Outro aspecto muito marcante diz respeito aos próprios personagens e à dinâmica entre eles. Tal junção permite a criação de imagens que se eternizaram, inclusive se distanciando do conto original e de outras versões feitas pelo cinema posteriormente. A Rainha e seu desejo ciumento de ser a mais bela produzem uma vilã expressiva para os contos de fadas, tendo o acréscimo do espelho mágico para propiciar a famosa frase no áudio original “Espelho mágico, existe alguém mais bela do que eu?” ou traduzida para o português como “Espelho, espelho meu, existe alguém mais bela do que eu?”. Quando os anões Mestre, Dengoso, Atchim, Soneca, Feliz, Dunga e Zangado entram em cena, as características específicas de cada um, a relação com a Branca de Neve e as sequências musicais e cômicas criam mais alguns momentos influentes para a história do cinema. Como não se lembrar da saída para o trabalho em que cada um deles recebe um beijo na cabeça da princesa, os espirros constantes de Atchim, a mudança de Zangado em relação à jovem, os esforços de Dunga para ganhar mais beijos e a amizade construída entre todos?

Embora o humor e a inocência predominem na narrativa, isso não significa que a atmosfera sombria característica da tradição oral da história e do conto dos irmãos Grimm tenha sido totalmente retirada. A animação pode ter amenizado tais traços, reduzindo a violência que fez parte das versões originais em muitas passagens, porém as manteve em doses específicas durante cenas pontuais. Por vezes, a sensação de medo ou de ameaça mortal aparece através de um jogo de luz e sombras evocativo de filmes de terror, já em outros instantes prevalece a construção visual do plano. A aproximação surpresa do caçador para executar o plano da Rainha é mostrada a partir de uma grande sombra cerca a princesa, a fuga para a floresta envolve escapar de formas esteticamente monstruosas no local e o disfarce da vilã sob a imagem de uma idosa carregando a maçã envenenada é retratado em uma noite de tempestade intensa. Quando o plano é executado e a protagonista morde a fruta, o espectador assiste à cena pelo ponto de vista da Rainha ou pelo enquadramento parcial dos efeitos do veneno sobre a protagonista.

Branca de neve e os sete anões” transita entre diversas sequências icônicas que seguem sendo lembradas ao longo do tempo. Podem ser acontecimentos, sensações, personagens e imagens que remetem ao material prévio da história, indicam as escolhas formais e dramatúrgicas da Disney ou reverberam em adaptações futuras.
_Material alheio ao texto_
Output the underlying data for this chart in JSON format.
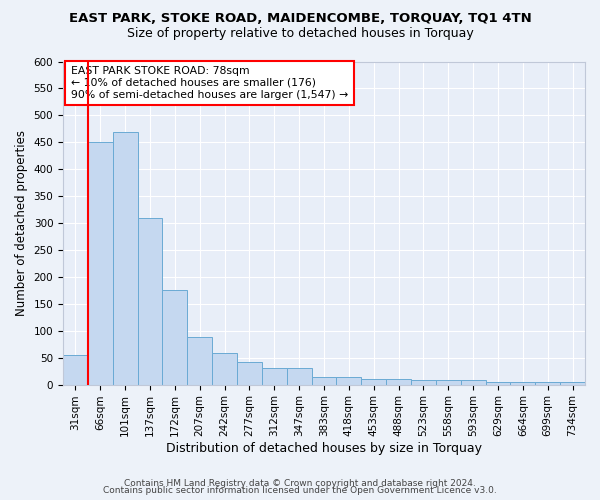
{
  "title": "EAST PARK, STOKE ROAD, MAIDENCOMBE, TORQUAY, TQ1 4TN",
  "subtitle": "Size of property relative to detached houses in Torquay",
  "xlabel": "Distribution of detached houses by size in Torquay",
  "ylabel": "Number of detached properties",
  "bar_labels": [
    "31sqm",
    "66sqm",
    "101sqm",
    "137sqm",
    "172sqm",
    "207sqm",
    "242sqm",
    "277sqm",
    "312sqm",
    "347sqm",
    "383sqm",
    "418sqm",
    "453sqm",
    "488sqm",
    "523sqm",
    "558sqm",
    "593sqm",
    "629sqm",
    "664sqm",
    "699sqm",
    "734sqm"
  ],
  "bar_values": [
    55,
    450,
    470,
    310,
    175,
    88,
    58,
    42,
    30,
    30,
    15,
    15,
    10,
    10,
    8,
    8,
    8,
    5,
    5,
    5,
    5
  ],
  "bar_color": "#c5d8f0",
  "bar_edge_color": "#6aaad4",
  "red_line_x": 0.5,
  "annotation_line1": "EAST PARK STOKE ROAD: 78sqm",
  "annotation_line2": "← 10% of detached houses are smaller (176)",
  "annotation_line3": "90% of semi-detached houses are larger (1,547) →",
  "annotation_box_color": "white",
  "annotation_box_edge": "red",
  "ylim": [
    0,
    600
  ],
  "yticks": [
    0,
    50,
    100,
    150,
    200,
    250,
    300,
    350,
    400,
    450,
    500,
    550,
    600
  ],
  "footer1": "Contains HM Land Registry data © Crown copyright and database right 2024.",
  "footer2": "Contains public sector information licensed under the Open Government Licence v3.0.",
  "bg_color": "#edf2f9",
  "plot_bg_color": "#e8eef8",
  "title_fontsize": 9.5,
  "subtitle_fontsize": 9,
  "tick_fontsize": 7.5,
  "ylabel_fontsize": 8.5,
  "xlabel_fontsize": 9,
  "footer_fontsize": 6.5,
  "annotation_fontsize": 7.8
}
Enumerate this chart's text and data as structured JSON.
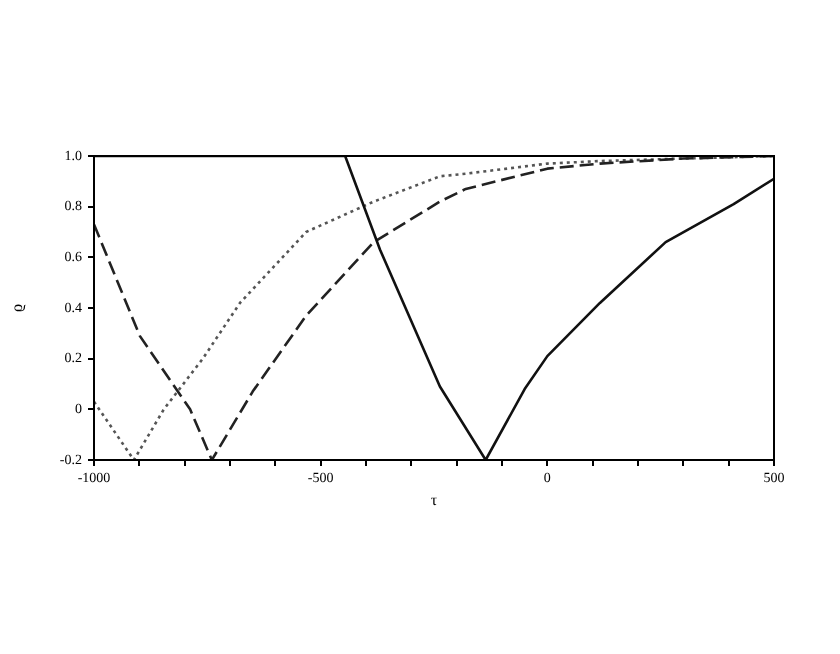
{
  "chart_data": {
    "type": "line",
    "xlabel": "τ",
    "ylabel": "ϱ",
    "xlim": [
      -1000,
      500
    ],
    "ylim": [
      -0.2,
      1.0
    ],
    "xticks": [
      -1000,
      {
        "value": -900,
        "label": null
      },
      {
        "value": -800,
        "label": null
      },
      {
        "value": -700,
        "label": null
      },
      {
        "value": -600,
        "label": null
      },
      -500,
      {
        "value": -400,
        "label": null
      },
      {
        "value": -300,
        "label": null
      },
      {
        "value": -200,
        "label": null
      },
      {
        "value": -100,
        "label": null
      },
      0,
      {
        "value": 100,
        "label": null
      },
      {
        "value": 200,
        "label": null
      },
      {
        "value": 300,
        "label": null
      },
      {
        "value": 400,
        "label": null
      },
      500
    ],
    "yticks": [
      {
        "value": -0.2,
        "label": "-0.2"
      },
      0,
      {
        "value": 0.2,
        "label": "0.2"
      },
      {
        "value": 0.4,
        "label": "0.4"
      },
      {
        "value": 0.6,
        "label": "0.6"
      },
      {
        "value": 0.8,
        "label": "0.8"
      },
      {
        "value": 1.0,
        "label": "1.0"
      }
    ],
    "grid": false,
    "legend": false,
    "marker": "none",
    "series": [
      {
        "color": "#111111",
        "line_style": "solid",
        "x": [
          -1000,
          -446,
          -369,
          -237,
          -136,
          -50,
          0,
          116,
          261,
          411,
          500
        ],
        "values": [
          1.0,
          1.0,
          0.63,
          0.09,
          -0.2,
          0.08,
          0.21,
          0.42,
          0.66,
          0.81,
          0.91
        ]
      },
      {
        "color": "#222222",
        "line_style": "dashed",
        "x": [
          -1000,
          -899,
          -788,
          -740,
          -650,
          -532,
          -383,
          -237,
          -180,
          0,
          116,
          300,
          500
        ],
        "values": [
          0.73,
          0.29,
          0,
          -0.2,
          0.07,
          0.37,
          0.66,
          0.82,
          0.87,
          0.95,
          0.97,
          0.99,
          1.0
        ]
      },
      {
        "color": "#555555",
        "line_style": "dotted",
        "x": [
          -1000,
          -912,
          -846,
          -760,
          -678,
          -532,
          -383,
          -237,
          -180,
          0,
          116,
          300,
          500
        ],
        "values": [
          0.03,
          -0.2,
          0,
          0.2,
          0.42,
          0.7,
          0.82,
          0.92,
          0.93,
          0.97,
          0.98,
          0.99,
          1.0
        ]
      }
    ]
  }
}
Além da importância das canções, da construção sombria em torno da Rainha, da comédia, da relação da protagonista com os anões, a animação também permite a leitura de alguns símbolos que oferecem outros níveis de percepção. Por exemplo, haveria algum subtexto religioso para o uso da maçã envenenada (uma alusão talvez ao pecado original)? Esse mesmo subtexto poderia dar sentido ao desfecho do romance entre Branca de Neve e o príncipe? Quaisquer que sejam as leituras feitas, o filme se torna um clássico por um conjunto de qualidades que se adaptam a diferentes tempos e propiciam a realização de novas versões. Tudo isso graças a uma animação que sedimentou um caminho rico e emblemático para o cinema.